Add ENV Variable to restart killed forkserver

[Lancern]

I use forkserver deferred initialization mode to increase fuzzing speed. However, for some unknown reasons yet, the forkserver crashes after some time. I think it might be better to automatically restart the forkserver after it crashes than simply terminate the fuzz process.

[domenukk]

As a quick fix, you can wrap your AFL call in a bash loop and set AFL_AUTORESUME=1.
In the long run we could consider restarting the forkserver, although it would be interesting to know why it happens (I don't think it ever should)

[vanhauser-thc]

@Lancern I disagree. if there is an issue where the forkserver crashes - it needs to be fixed. however I dont know why it should crash. it does basically very very little. can you share the setup?

[Lancern]

I'm fuzzing nodejs using a strategy similar to micro-fuzzing, i.e. the individual functions inside nodejs is tested directly rather than the whole program (More precisely, it is the functions that can be called directly from JavaScript, not arbitrary functions). Each test case consists of a sequence of functions and parameters to these functions, pretty much like syzkaller. Test cases are generated randomly and mutated by a custom mutator.

I checked out the last executed test case in the queue, and I found the test case contains a call to node::Kill, which behaves exactly like the syscall kill. If the parameters are appropriate (e.g. node::Kill(getppid(), SIGKILL)), the execution of this test case leads to the termination of the parent process, i.e. the forkserver.

[vanhauser-thc]

@Lancern great so it is not a bug in the forkserver :)

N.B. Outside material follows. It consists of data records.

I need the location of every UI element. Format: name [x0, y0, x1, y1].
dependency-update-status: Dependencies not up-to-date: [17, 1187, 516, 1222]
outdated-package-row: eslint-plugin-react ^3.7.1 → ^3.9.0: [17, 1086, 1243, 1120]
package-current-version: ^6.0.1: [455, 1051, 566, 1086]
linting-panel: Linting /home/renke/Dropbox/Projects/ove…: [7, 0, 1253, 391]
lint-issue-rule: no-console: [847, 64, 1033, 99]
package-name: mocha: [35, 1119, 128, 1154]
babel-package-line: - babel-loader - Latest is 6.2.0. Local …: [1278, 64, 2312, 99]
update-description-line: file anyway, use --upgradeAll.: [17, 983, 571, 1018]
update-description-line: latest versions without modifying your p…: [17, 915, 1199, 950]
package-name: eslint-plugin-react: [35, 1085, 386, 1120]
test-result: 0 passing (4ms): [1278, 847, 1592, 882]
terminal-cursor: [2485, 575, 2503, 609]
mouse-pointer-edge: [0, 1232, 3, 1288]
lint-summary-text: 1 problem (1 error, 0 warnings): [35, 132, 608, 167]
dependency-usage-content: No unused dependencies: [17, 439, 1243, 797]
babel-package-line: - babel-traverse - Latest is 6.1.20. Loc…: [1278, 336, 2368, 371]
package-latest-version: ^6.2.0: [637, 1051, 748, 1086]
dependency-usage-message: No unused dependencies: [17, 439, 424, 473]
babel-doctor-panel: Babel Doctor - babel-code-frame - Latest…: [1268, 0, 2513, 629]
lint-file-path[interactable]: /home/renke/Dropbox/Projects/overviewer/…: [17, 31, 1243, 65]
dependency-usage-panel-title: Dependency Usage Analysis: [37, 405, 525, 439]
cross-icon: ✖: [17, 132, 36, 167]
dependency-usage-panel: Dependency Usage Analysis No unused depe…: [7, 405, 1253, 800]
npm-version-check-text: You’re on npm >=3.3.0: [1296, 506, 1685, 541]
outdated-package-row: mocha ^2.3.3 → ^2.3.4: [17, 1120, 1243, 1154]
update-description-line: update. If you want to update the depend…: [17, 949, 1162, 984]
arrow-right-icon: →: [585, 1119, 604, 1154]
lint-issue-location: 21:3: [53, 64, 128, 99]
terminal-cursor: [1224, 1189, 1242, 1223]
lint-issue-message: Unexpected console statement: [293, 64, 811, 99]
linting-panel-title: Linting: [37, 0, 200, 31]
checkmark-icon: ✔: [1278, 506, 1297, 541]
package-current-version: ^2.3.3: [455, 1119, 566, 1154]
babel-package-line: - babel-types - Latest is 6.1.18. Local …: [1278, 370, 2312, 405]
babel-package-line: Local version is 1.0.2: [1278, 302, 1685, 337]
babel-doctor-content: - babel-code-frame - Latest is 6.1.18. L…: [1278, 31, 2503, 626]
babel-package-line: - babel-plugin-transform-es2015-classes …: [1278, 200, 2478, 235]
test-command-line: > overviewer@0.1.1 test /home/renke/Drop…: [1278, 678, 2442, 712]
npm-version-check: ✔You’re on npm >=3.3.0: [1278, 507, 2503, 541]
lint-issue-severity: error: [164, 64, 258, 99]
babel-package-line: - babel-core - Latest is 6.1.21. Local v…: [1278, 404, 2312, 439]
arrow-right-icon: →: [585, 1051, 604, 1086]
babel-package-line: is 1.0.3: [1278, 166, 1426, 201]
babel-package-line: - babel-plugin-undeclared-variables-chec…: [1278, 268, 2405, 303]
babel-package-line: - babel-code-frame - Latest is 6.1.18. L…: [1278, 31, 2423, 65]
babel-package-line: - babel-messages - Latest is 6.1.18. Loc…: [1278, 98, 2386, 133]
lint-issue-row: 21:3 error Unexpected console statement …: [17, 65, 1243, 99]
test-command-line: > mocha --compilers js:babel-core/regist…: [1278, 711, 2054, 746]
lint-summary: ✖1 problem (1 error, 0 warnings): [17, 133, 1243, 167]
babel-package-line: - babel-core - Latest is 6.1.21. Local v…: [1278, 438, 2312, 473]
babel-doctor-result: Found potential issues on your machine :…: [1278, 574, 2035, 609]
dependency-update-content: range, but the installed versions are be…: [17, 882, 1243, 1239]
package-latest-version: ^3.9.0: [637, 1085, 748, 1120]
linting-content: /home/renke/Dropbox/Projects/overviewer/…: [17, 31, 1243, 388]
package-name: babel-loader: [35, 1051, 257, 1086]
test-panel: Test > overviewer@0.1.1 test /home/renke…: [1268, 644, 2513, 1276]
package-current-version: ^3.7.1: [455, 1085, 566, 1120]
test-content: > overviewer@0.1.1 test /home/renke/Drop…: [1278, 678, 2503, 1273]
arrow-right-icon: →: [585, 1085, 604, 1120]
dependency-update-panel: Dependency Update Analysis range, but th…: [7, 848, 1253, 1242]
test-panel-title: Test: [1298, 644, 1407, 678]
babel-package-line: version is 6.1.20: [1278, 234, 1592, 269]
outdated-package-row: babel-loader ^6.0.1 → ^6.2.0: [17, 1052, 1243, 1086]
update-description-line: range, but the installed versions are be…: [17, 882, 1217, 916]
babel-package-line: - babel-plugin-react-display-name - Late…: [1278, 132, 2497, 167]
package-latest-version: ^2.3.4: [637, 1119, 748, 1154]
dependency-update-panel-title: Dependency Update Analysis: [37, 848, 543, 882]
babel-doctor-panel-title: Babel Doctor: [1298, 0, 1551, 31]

the correct solution is then to modify your target so that node::Kill(getppid(), SIGKILL)) cannot happend, e.g. bei return always 0 for getppid or something like that

[domenukk]

... or ldpreload a library that does this or overwrites kill.
Still @vanhauser-thc we could add an optional forkserver restart for this use-case (something like AFL_FORKSERVER_STICKY, because why not?
It's probably slower than the other options, but there is a clear use case.

[vanhauser-thc]

if it is optional and not a default and an env var (to save on command line parameters that we might need in the future) then why not

[Lancern]

@vanhauser-thc thanks for your advice. I have modified it and the forkserver no longer crashes (at least for a while).

I wonder another question: why is AFL_PERSISTENT discarded? I know AFL can automatically figure out whether the binary supports persistent mode, but what if the persistent signature is contained in a shared library that is loaded by the executable at runtime?

[vanhauser-thc]

I wonder another question: why is AFL_PERSISTENT discarded? I know AFL can automatically figure out whether the binary supports persistent mode, but what if the persistent signature is contained in a shared library that is loaded by the executable at runtime?

then you are using it wrong. persistent mode (__AFL_LOOP) must be in your own main() (or at least in the binary created) and not somewhere down in a library.

Also loading shared libs is a point of trouble. if you are sure you are loading instrumented libraries you are fine (if you want them with coverage), but if the same libraries exist on the system without instrumentation and because of a forgotten LD_LIBRARY_PATH these are loaded ... so its always better to compile static.

[domenukk]

I think the use case does exist.
Unicorn mode is such an example: python itself is not instrumented, the unicornafl.so is.
If it would load the wrong lib, the forkserver couldn't start so afl catches this.
for now @Lancern in theory you can use the -U switch to afl to get this result.